Voltando ao princípio desta narrativa (1ª parte), vimos que a antiga administração colonial, já na sua fase final, pensou num figurino administrativo diferente para o arquipélago de Cabo Verde e chegou a indigitar um governador para o Grupo Barlavento, o que revela já na altura uma correcta percepção das consequências político-administrativas da descontinuidade territorial da colónia e da necessidade de uma resposta adequada e mais próxima dos interesses daquelas ilhas. O companheiro e conterrâneo Adriano Miranda Lima, que foi vizinho em Tomar do governador então digitado, Dr. Jerónimo Graça (falecido em 2011), confirma que ouviu directamente da sua boca o facto aqui referido.
É verdade que tal solução não corresponderia propriamente ao que hoje defendemos actualmente para o país – a regionalização – mas constituía certamente o primeiro lance de um olhar realista para os problemas do arquipélago. Na realidade, a iniciativa do governo do MPD nos anos 90 seguiu, em certa medida, a lógica subjacente ao projecto da administração colonial, e se não fosse abortada por questões de ordem ideológica, estaríamos hoje a desfrutar em todo o arquipélago do seu impacto socioeconómico e quiçá político. Todavia, na presente conjuntura, essa regionalização minimalista já está fora do contexto, ultrapassada no seu “timing”, na medida em que como referi precedentemente, a sua concretização actual só serviria para matar a ideia e o conteúdo da regionalização, servindo exclusivamente os interesses de uma oligarquia política e económica bem instalada no conforto do poder, que tudo fará para abafar qualquer “radiografia”do país, debate e tratamento dos problemas candentes da sociedade cabo-verdiana contemporânea.

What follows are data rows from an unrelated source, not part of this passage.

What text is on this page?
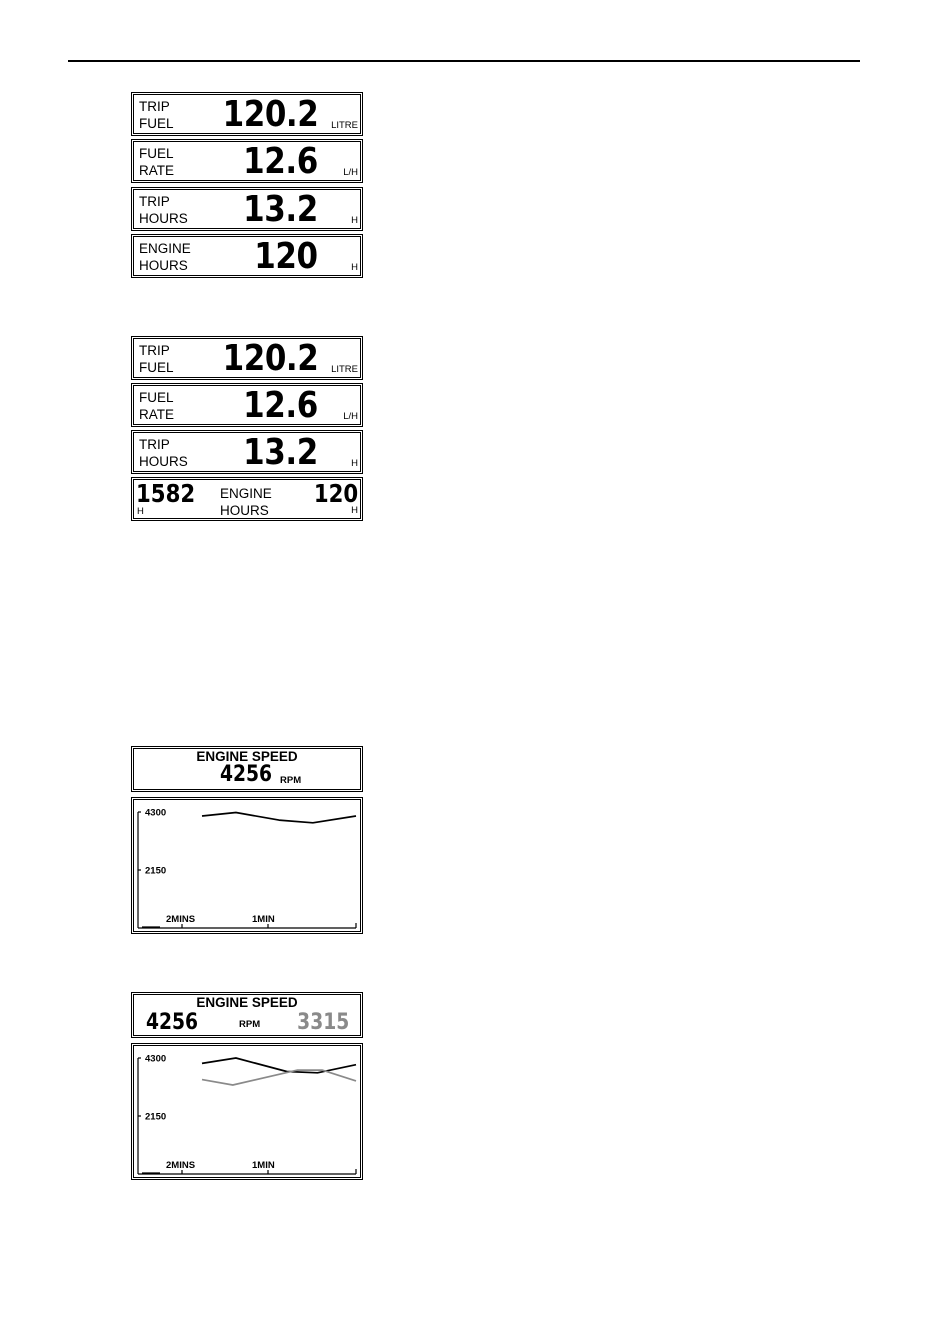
TRIP
FUEL 120.2 LITRE
FUEL
RATE 12.6	L/H
TRIP
HOURS 13.2	H
ENGINE
HOURS 120	H
TRIP
FUEL 120.2 LITRE
FUEL
RATE 12.6	L/H
TRIP
HOURS 13.2	H
1582
H
ENGINE
HOURS
120
H
ENGINE SPEED
4256 RPM
4300
2150
2MINS	1MIN
ENGINE SPEED
4256	RPM 3315
4300
2150
2MINS	1MIN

Ontem como hoje, a solução dos problemas de Cabo Verde requer o equilíbrio entre o factor geoeconómico e o político “tout court”, o primado da racionalidade sobre a obtusidade mental. Nenhuma decisão sobre a regionalização deverá ser tomada sem uma ampla discussão envolvendo os principais actores e a sociedade civil. Tão pouco será possível introduzir esta reforma e as que vêm anexadas, sem as preceder de um debate sobre o acervo de mudanças profundas e necessárias que o país reclama. Pois a regionalização, mormente a minimalista, sendo parte da solução, não será de certeza a panaceia para os muitos problemas graves e crónicos que já assolam o país. (FIM)

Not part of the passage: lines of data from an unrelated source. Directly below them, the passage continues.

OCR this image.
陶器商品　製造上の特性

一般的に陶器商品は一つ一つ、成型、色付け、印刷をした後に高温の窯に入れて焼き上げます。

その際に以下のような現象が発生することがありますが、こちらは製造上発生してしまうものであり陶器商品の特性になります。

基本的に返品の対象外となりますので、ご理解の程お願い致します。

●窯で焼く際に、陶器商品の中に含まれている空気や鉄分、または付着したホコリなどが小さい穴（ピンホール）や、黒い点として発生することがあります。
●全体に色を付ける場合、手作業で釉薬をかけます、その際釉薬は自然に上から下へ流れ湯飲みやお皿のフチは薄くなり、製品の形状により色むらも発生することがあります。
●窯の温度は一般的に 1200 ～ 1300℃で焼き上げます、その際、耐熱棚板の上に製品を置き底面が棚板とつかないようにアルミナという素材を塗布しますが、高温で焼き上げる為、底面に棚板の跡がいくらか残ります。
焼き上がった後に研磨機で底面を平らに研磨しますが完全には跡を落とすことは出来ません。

PS: A experiência de regionalização em curso em Marrocos (5), da iniciativa e impulsionada pelo próprio rei (que não pode ser acusado de querer dividir o seu país), e já em fase avançada de implementação, prova ser uma reforma natural e que merece a nossa atenção, desmonta as inverdades e fantasmas que, infelizmente, alguns querem construir em torno da problemática. Esta reforma é já prova de maturidade política de um país como o Marrocos.